Martin watches from the sidelines



After two consecutive losses to Brown and with center Josh Hill ’04 out for the season, the men’s basketball team wishes they had another big man. Unfortunately, the Bulldogs’ biggest player won’t be able to fill the 5-spot for another year.

At a towering 6 feet 10 inches, Dominick Martin ’05 is one of the tallest men on campus. He is also the former center of the Princeton basketball team and will join the men’s basketball team next year.

Because of his status as a transfer student, NCAA regulations prevent Martin from playing in any games for one year. Martin began practicing with the team two months ago, but a recent wrist injury has prevented him from practicing for the last few weeks.

Although he has had to watch from the bench as his team struggled in their first two Ivy League games, Martin is happy to be at Yale. Martin has found the Elis’ playing style more to his liking than Princeton’s style of play.

“I just didn’t fit in with the program,” Martin said of his time at Princeton. “I wanted a change in style. At Princeton, it was slow basketball. Here it is about attacking and being aggressive.”

In addition to finding a playing style that made him comfortable, Martin also preferred Yale’s coaching staff to his former mentors in New Jersey.

“The coaches give me a lot of confidence,” Martin said. “They know when to reprimand you and when to complement you. It’s a good balance.”

The transition from Yale to Princeton has been nice and smooth, Martin said. Although Martin had to apply to college all over again, the change of schools was “definitely worth it.” Martin said that his teammates have been very supportive.

“I like them a lot,” Martin said. “The team really helped me adjust. It’s been an easy and smooth transition.”

For the 2002-03 season, Martin has been attending the games to support his team but cannot travel with the team to away games because of NCAA regulations. Martin expressed frustration at not being able to help his team in their struggles this season, but he also noted that Yale’s team has been successful in the past even without him.

Martin felt that even if he were playing this year, he could not rescue the team and dramatically improve the team’s record.

“I could help a little bit in low post defense, but I don’t think I could help that much,” Martin said, “You can’t focus on individuals, but rather the team as a whole,” Martin said.

Hill, who is currently out for the season following an operation for a hernia, said that Martin could help the team’s overall performance next year.

“He’s a real good shooter, especially for a big guy,” Hill said, “This could help us spread out the other team’s defense.”
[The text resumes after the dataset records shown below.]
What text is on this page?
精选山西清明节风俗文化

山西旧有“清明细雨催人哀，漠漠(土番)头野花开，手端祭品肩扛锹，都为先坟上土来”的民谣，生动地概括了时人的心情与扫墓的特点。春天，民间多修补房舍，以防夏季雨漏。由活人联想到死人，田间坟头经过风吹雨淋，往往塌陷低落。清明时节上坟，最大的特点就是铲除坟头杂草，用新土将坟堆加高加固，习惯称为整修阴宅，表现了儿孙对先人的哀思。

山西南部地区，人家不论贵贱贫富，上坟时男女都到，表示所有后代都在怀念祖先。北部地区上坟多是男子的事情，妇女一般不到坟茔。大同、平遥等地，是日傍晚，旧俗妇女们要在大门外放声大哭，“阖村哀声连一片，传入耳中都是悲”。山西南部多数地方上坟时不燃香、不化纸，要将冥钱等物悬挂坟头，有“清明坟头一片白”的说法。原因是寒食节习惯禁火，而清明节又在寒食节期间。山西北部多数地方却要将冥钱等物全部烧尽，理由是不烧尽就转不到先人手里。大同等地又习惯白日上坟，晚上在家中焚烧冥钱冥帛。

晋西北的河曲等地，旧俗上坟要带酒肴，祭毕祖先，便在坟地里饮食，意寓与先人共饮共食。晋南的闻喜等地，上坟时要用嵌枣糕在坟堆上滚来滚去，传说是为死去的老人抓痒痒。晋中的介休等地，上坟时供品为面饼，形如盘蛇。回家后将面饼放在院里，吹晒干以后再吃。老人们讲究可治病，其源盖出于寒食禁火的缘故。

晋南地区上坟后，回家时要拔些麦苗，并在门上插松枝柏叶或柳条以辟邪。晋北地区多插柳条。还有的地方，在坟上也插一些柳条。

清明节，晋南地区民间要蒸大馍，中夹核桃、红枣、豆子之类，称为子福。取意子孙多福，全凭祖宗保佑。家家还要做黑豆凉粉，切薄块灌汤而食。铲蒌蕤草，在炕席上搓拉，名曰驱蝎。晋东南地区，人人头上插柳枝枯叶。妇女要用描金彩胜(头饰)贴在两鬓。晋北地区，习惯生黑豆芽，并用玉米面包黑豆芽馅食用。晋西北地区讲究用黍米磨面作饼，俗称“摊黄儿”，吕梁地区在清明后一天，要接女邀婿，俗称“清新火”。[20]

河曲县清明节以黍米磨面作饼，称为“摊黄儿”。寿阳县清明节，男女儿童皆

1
Although Martin has not been practicing recently because of injury, Hill noted that practices were more competitive with him because he was a solid player.
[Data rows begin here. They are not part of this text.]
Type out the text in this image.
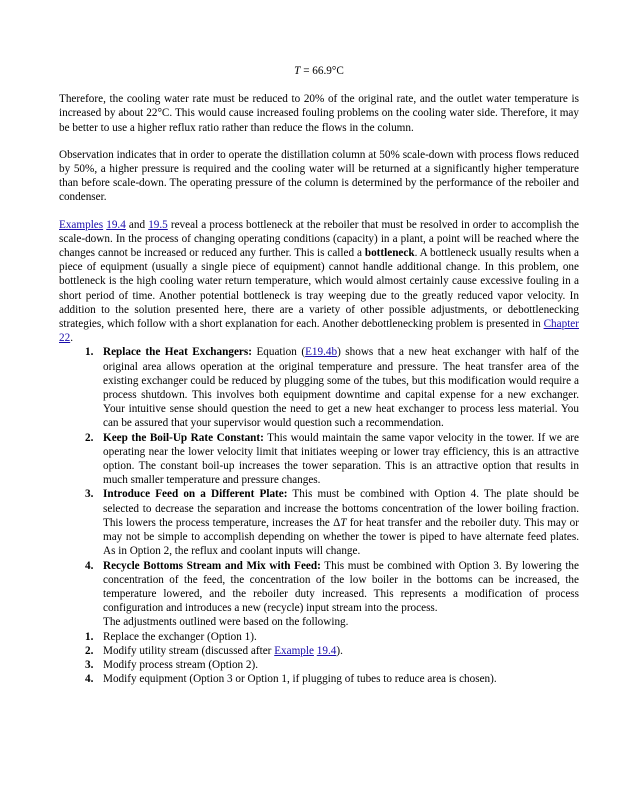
T = 66.9°C

Therefore, the cooling water rate must be reduced to 20% of the original rate, and the outlet water temperature is increased by about 22°C. This would cause increased fouling problems on the cooling water side. Therefore, it may be better to use a higher reflux ratio rather than reduce the flows in the column.

Observation indicates that in order to operate the distillation column at 50% scale-down with process flows reduced by 50%, a higher pressure is required and the cooling water will be returned at a significantly higher temperature than before scale-down. The operating pressure of the column is determined by the performance of the reboiler and condenser.

Examples 19.4 and 19.5 reveal a process bottleneck at the reboiler that must be resolved in order to accomplish the scale-down. In the process of changing operating conditions (capacity) in a plant, a point will be reached where the changes cannot be increased or reduced any further. This is called a bottleneck. A bottleneck usually results when a piece of equipment (usually a single piece of equipment) cannot handle additional change. In this problem, one bottleneck is the high cooling water return temperature, which would almost certainly cause excessive fouling in a short period of time. Another potential bottleneck is tray weeping due to the greatly reduced vapor velocity. In addition to the solution presented here, there are a variety of other possible adjustments, or debottlenecking strategies, which follow with a short explanation for each. Another debottlenecking problem is presented in Chapter 22.

1. Replace the Heat Exchangers: Equation (E19.4b) shows that a new heat exchanger with half of the original area allows operation at the original temperature and pressure. The heat transfer area of the existing exchanger could be reduced by plugging some of the tubes, but this modification would require a process shutdown. This involves both equipment downtime and capital expense for a new exchanger. Your intuitive sense should question the need to get a new heat exchanger to process less material. You can be assured that your supervisor would question such a recommendation.
2. Keep the Boil-Up Rate Constant: This would maintain the same vapor velocity in the tower. If we are operating near the lower velocity limit that initiates weeping or lower tray efficiency, this is an attractive option. The constant boil-up increases the tower separation. This is an attractive option that results in much smaller temperature and pressure changes.
3. Introduce Feed on a Different Plate: This must be combined with Option 4. The plate should be selected to decrease the separation and increase the bottoms concentration of the lower boiling fraction. This lowers the process temperature, increases the ΔT for heat transfer and the reboiler duty. This may or may not be simple to accomplish depending on whether the tower is piped to have alternate feed plates. As in Option 2, the reflux and coolant inputs will change.
4. Recycle Bottoms Stream and Mix with Feed: This must be combined with Option 3. By lowering the concentration of the feed, the concentration of the low boiler in the bottoms can be increased, the temperature lowered, and the reboiler duty increased. This represents a modification of process configuration and introduces a new (recycle) input stream into the process.

The adjustments outlined were based on the following.

1. Replace the exchanger (Option 1).
2. Modify utility stream (discussed after Example 19.4).
3. Modify process stream (Option 2).
4. Modify equipment (Option 3 or Option 1, if plugging of tubes to reduce area is chosen).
Hill said that the team can still play well without either Martin or him, even though they would be the two tallest members of the team. Finding a stride within the team and getting back to good basketball is the key to Yale’s performance, Hill said.

Martin also expressed his anticipation for next season when he will face his former team, the Princeton Tigers.

“It’s going to be very awkward,” Martin said. “The fans will be all over me.”

But Martin said he will know what to do when his former school boos and taunts him in next year’s game.

“I have to block it out,” Martin said. “You can’t let it get to your head.”